How's this for a Hollywood ending? A woman moves across the country from her home in Virginia to Los Angeles with her husband and lands an impressive, 25-years-plus career in the film business. And for the sequel, she turned Transylvania into Beatlemania.
With more than two decades in PR, first at Warner Bros., then at Paramount, Nancy Kirkpatrick has earned a reputation as a big-picture strategist who remains unflappable while directing campaigns for Tinseltown's legendary egos. Today, she is president-worldwide marketing for Summit Entertainment and best known as the guru/guardian of the Twilight film franchise.
"She has this uncanny ability to put herself into the head of a 13- to 25-year-old woman or an 18- to 35-year-old male or any demographic," says Striker Entertainment president Russell Binder, who manages Twilight's licensing program.
Kirkpatrick, 54, first realized the strength of Stephenie Meyer's young-adult literary property in early 2008 when she attended a bookstore event at the ungothly hour of 10 a.m. "I drove to Pasadena and a line of 1,500 people were waiting to hear her do this reading," Kirkpatrick says, sounding stunned. "And I went, 'OK, maybe we have a shot here.'"
Some $383.5 million in worldwide box office sales later—not to mention riot-inducing mall appearances—Kirk-patrick has turned a vampire-meets-girl story starring virtual unknowns Kristen Stewart (Bella) and Robert Pattinson (Edward) into a huge hit.
Nevertheless, Twilight's success was far from a slam dunk. Summit was hardly a big-name studio. (It was best known, if at all, for flops Penelope and Sex Drive.) Moreover, Twilight wasn't an "It" film during the early-2008 shoot, Kirkpatrick insists, despite the novels' success. "When we pitched set visits, entertainment press weren't interested," she says. "People forget that these kids were complete unknowns in an unknown movie; we had to turn them into movie stars."
Meyer's connection with female fans was central to Summit's outreach. "People want to live in that world" is how Kirkpatrick describes the bond she wanted to extend to marketing.
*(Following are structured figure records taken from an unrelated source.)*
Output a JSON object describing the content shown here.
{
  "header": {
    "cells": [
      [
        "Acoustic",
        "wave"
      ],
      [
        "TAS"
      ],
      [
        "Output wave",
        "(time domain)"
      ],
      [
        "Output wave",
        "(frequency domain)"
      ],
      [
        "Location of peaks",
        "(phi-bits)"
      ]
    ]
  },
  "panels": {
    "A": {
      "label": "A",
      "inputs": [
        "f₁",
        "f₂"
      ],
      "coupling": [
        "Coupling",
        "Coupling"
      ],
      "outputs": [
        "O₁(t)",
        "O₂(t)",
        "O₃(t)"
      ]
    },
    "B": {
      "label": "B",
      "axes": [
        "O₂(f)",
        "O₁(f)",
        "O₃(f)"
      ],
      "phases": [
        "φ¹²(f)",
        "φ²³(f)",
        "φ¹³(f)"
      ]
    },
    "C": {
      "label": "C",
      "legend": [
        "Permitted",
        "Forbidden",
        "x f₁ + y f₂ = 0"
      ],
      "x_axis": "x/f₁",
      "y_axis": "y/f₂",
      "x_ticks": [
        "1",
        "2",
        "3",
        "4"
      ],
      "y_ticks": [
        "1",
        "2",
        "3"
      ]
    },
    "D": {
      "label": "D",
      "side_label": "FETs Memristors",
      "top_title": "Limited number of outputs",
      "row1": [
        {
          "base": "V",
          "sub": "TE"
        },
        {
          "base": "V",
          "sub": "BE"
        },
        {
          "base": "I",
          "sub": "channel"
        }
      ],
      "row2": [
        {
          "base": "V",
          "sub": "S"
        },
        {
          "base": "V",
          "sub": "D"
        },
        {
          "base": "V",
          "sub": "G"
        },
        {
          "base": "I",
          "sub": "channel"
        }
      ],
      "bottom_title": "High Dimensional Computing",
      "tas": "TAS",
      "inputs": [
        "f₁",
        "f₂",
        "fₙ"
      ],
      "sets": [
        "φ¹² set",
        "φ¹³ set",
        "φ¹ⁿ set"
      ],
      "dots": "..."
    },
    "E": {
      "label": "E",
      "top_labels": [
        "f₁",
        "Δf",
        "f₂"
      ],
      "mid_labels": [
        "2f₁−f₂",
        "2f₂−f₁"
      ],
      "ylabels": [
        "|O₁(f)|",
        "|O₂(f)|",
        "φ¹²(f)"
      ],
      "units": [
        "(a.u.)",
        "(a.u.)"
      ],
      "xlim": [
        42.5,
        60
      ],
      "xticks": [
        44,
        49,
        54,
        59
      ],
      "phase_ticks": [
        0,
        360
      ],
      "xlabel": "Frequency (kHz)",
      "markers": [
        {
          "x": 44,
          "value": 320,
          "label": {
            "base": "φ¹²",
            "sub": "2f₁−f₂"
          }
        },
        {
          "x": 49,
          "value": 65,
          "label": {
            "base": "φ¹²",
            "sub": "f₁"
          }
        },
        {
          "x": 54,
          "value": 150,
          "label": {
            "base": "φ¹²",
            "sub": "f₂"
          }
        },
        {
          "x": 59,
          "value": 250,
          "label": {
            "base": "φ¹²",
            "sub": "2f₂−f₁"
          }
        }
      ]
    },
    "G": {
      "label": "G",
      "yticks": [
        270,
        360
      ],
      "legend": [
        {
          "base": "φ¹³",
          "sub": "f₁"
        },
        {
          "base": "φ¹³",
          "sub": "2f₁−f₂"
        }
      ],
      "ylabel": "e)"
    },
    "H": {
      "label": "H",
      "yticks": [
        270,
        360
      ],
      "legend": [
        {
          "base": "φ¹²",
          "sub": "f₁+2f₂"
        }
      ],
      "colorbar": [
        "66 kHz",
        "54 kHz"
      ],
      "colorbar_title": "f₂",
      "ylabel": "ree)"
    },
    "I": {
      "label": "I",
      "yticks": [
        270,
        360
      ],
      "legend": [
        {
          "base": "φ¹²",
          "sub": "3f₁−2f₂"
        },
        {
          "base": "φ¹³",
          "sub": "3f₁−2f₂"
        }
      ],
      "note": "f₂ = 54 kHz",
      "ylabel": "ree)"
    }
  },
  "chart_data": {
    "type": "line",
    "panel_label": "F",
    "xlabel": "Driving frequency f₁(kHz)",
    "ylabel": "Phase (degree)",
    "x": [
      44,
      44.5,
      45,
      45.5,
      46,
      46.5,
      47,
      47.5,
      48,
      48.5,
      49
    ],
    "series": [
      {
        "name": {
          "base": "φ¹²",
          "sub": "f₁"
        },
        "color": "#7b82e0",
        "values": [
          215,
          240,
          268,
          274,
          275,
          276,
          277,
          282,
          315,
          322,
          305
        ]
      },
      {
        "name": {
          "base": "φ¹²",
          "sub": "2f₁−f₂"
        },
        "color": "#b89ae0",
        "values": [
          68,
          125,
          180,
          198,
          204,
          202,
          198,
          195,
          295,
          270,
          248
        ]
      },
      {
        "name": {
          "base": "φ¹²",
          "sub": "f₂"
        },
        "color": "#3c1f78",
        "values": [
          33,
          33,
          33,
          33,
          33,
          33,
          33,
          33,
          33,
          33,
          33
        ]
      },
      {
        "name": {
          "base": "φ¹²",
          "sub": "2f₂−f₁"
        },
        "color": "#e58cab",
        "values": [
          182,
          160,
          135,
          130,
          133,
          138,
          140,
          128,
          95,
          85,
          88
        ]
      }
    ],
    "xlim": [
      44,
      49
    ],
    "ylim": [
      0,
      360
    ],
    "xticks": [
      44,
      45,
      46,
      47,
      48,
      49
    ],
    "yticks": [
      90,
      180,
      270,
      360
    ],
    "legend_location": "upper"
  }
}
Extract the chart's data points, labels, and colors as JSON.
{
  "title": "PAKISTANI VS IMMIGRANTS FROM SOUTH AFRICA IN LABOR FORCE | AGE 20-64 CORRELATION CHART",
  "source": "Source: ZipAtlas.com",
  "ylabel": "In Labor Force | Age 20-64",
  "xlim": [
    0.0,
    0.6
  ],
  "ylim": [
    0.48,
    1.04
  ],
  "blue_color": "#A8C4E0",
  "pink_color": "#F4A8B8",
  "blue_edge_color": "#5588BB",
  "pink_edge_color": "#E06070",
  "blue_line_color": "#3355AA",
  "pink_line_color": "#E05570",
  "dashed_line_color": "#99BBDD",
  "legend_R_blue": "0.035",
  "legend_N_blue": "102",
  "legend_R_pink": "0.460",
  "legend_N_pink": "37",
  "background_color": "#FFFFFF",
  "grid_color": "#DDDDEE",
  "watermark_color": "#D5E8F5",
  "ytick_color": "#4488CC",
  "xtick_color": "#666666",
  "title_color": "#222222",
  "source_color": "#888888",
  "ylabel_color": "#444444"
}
Meyer did readings and answered questions on her MySpace page. The studio "just continued and expanded" this relationship by sharing info with fans, first online and even on set. Kirkpatrick says the decision to work with a single creative agency, L.A.-based Cimarron Group, was deliberate to ensure a strategic, cohesive program.
In May 2008, Summit released a teaser trailer to pique curiosity and build buzz for the love story. Mission accomplished. "People started going, 'Whoa, what is this?'" recalls Kirkpatrick, whose internal marketing team includes svp-creative advertising Tim Sommerfeld, svp-media Gail Heaney and evp-marketing Jack Pan.
But Comic-Con would be the real indicator of whether the flick could fill seats. Kirkpatrick recalls pulling up one Wednesday night in July to beat the midday traffic for her Thursday panel. Droves of diehards were staked out—she wondered who had the fortune of such fanaticism. "I walked over and it was for Twilight!" she says, still sounding genuinely shocked one year later. "It was a miracle [that] glass didn't shatter because of the screaming at our panel."
In the fall, marketing moved in on males and played up Twilight's action aspect. Then, weeks before the opening, "Robsten" et al. were dispatched to various malls for a Twilight Tour coinciding with the launch of movie merchandise at Hot Topic, which got four to six weeks of exposure in windows and boutiques inside the 600-plus stores. The wristband "pass" needed to access the appearances required purchasing a $30 Twilight Tee. Hot Topic's CEO credits the program with saving sales during a slump.
By Nov. 21, as the movie hit screens, the target audience was well primed, and a franchise about the undead came alive, thanks to some smart marketing.